I've never felt that way, myself. I find his stuff consistently (even compulsively) readable and sometimes quite insightful.
So it's with some regret that I must admit that I find his reflections on the Nidal Hasan case about as clear as mud.
Or should that be: as weak as water?
I can't quite decide which cliché to go with, here.
On the one hand, he admits that "there is a powerful case to be made that Islamic extremism is not some fringe phenomenon but part of the mainstream of Islamic life around the world." On the other hand, he worries that "if we act as if 'Islam is the problem,' as some say, we will guarantee that Islam will become the problem..."
But, look, Jonah: if that "powerful case" is right, then it simply isn't up to us to decide, or even influence, whether or not Islam is the problem. All that's up to us is whether or not to recognize the reality that is staring us in the face.

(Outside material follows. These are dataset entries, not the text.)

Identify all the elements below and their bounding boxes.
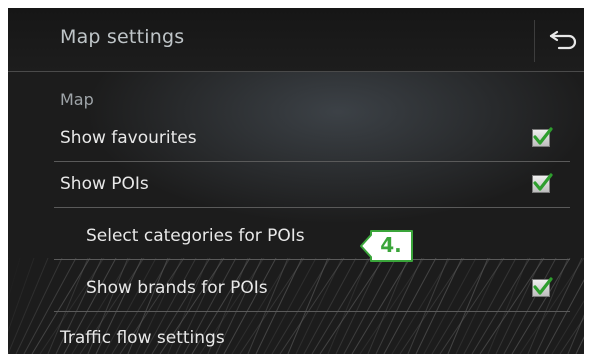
step-callout: 4. bbox=[360, 230, 414, 262]
page-title: Map settings bbox=[60, 26, 185, 48]
section-label-map: Map bbox=[60, 90, 94, 109]
row-show-favourites[interactable]: Show favourites bbox=[54, 116, 570, 162]
checkmark-icon bbox=[533, 277, 553, 295]
checkmark-icon bbox=[533, 173, 553, 191]
checkbox-checked[interactable] bbox=[532, 277, 553, 297]
back-arrow-icon bbox=[549, 30, 577, 50]
row-divider bbox=[54, 207, 570, 208]
row-label: Traffic flow settings bbox=[60, 328, 225, 348]
checkbox-checked[interactable] bbox=[532, 127, 553, 147]
checkbox-checked[interactable] bbox=[532, 173, 553, 193]
row-select-categories-for-pois[interactable]: Select categories for POIs bbox=[54, 214, 570, 260]
row-label: Show favourites bbox=[60, 128, 197, 148]
row-divider bbox=[54, 311, 570, 312]
row-label: Select categories for POIs bbox=[86, 226, 305, 246]
map-settings-screen: Map settings Map Show favourites Show PO… bbox=[8, 8, 584, 354]
header-bar: Map settings bbox=[8, 8, 584, 72]
row-show-brands-for-pois[interactable]: Show brands for POIs bbox=[54, 266, 570, 312]
row-label: Show brands for POIs bbox=[86, 278, 268, 298]
checkmark-icon bbox=[533, 127, 553, 145]
header-divider bbox=[534, 20, 535, 62]
row-traffic-flow-settings[interactable]: Traffic flow settings bbox=[54, 316, 570, 354]
row-show-pois[interactable]: Show POIs bbox=[54, 162, 570, 208]
row-divider bbox=[54, 259, 570, 260]
callout-label: 4. bbox=[380, 233, 402, 257]
back-button[interactable] bbox=[538, 14, 584, 66]
row-label: Show POIs bbox=[60, 174, 149, 194]
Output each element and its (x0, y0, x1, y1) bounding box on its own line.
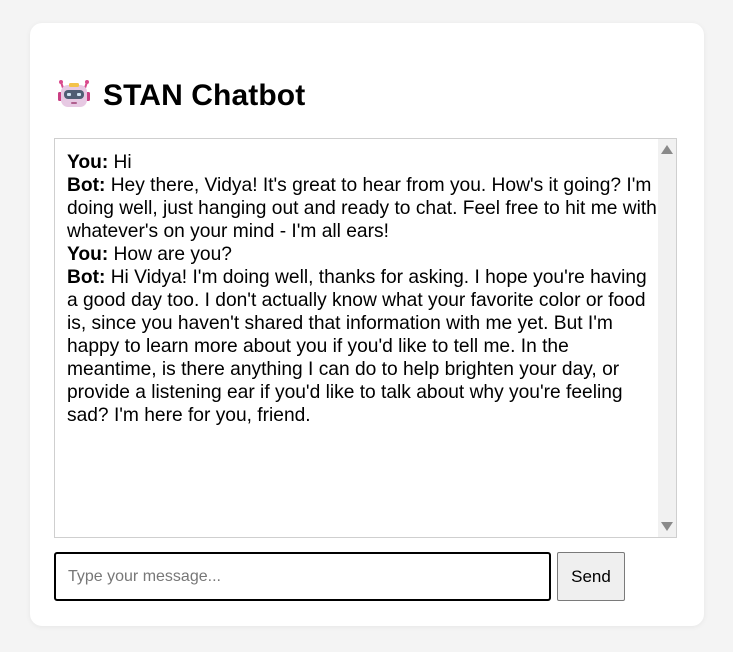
chat-message: You: How are you? (67, 243, 657, 266)
header: STAN Chatbot (57, 79, 305, 113)
message-input[interactable] (54, 552, 551, 601)
chat-log[interactable]: You: Hi Bot: Hey there, Vidya! It's grea… (54, 138, 677, 538)
message-text: Hey there, Vidya! It's great to hear fro… (67, 175, 657, 242)
chat-messages: You: Hi Bot: Hey there, Vidya! It's grea… (67, 151, 657, 427)
chat-card: STAN Chatbot You: Hi Bot: Hey there, Vid… (30, 23, 704, 626)
page-title: STAN Chatbot (103, 79, 306, 112)
message-composer: Send (54, 552, 625, 601)
message-text: Hi Vidya! I'm doing well, thanks for ask… (67, 267, 647, 426)
chat-message: Bot: Hey there, Vidya! It's great to hea… (67, 174, 657, 243)
message-speaker: Bot: (67, 267, 106, 288)
send-button[interactable]: Send (557, 552, 625, 601)
message-speaker: You: (67, 152, 109, 173)
message-speaker: Bot: (67, 175, 106, 196)
scroll-down-arrow-icon[interactable] (661, 522, 673, 531)
message-speaker: You: (67, 244, 109, 265)
chat-message: You: Hi (67, 151, 657, 174)
chat-message: Bot: Hi Vidya! I'm doing well, thanks fo… (67, 266, 657, 427)
robot-icon (58, 80, 90, 107)
scroll-up-arrow-icon[interactable] (661, 145, 673, 154)
message-text: How are you? (108, 244, 232, 265)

And (here's the real crux) what would it mean to "act as if 'Islam is the problem,' anyway?" Or, as Goldberg asks, "what are the policy implications of this view? That we should take a posture of enmity with over a billion Muslims, including millions of law abiding US citizens?"
Well, in the immortal words of Margaret Thatcher: "No! No! No!"
The policy implications of this view, which have been pointed out a thousand times in certain quarters of the paleo-con sector of the blogosphere, entail precisely the opposite of yet more "enmity with over a billion Muslims."
To wit (for the thousand and first time):
(1) No more wars to make Afghanistan, or Iraq, or anywhere else in the Islamic world, safe for democracy and diversity and feminism and gay rights and so on and so forth.
(2) No more involvement in Israel's struggle to survive in a hostile environment. Sympathy? Sure. But official, taxpayer funded, support? No.
(3) At the very least, a "when in doubt, don't" approach to immigration from the Islamic world.
(4) Treating believing Muslims in our armed forces with at least the same degree of caution as "white nationalists."
Are there arguments to be made against each of these four "policy implications?" Of course there are. But it's simply absurd to suggest that they involve more, rather than less, of "a posture of enmity with over a billion Muslims" than what we're already stuck with.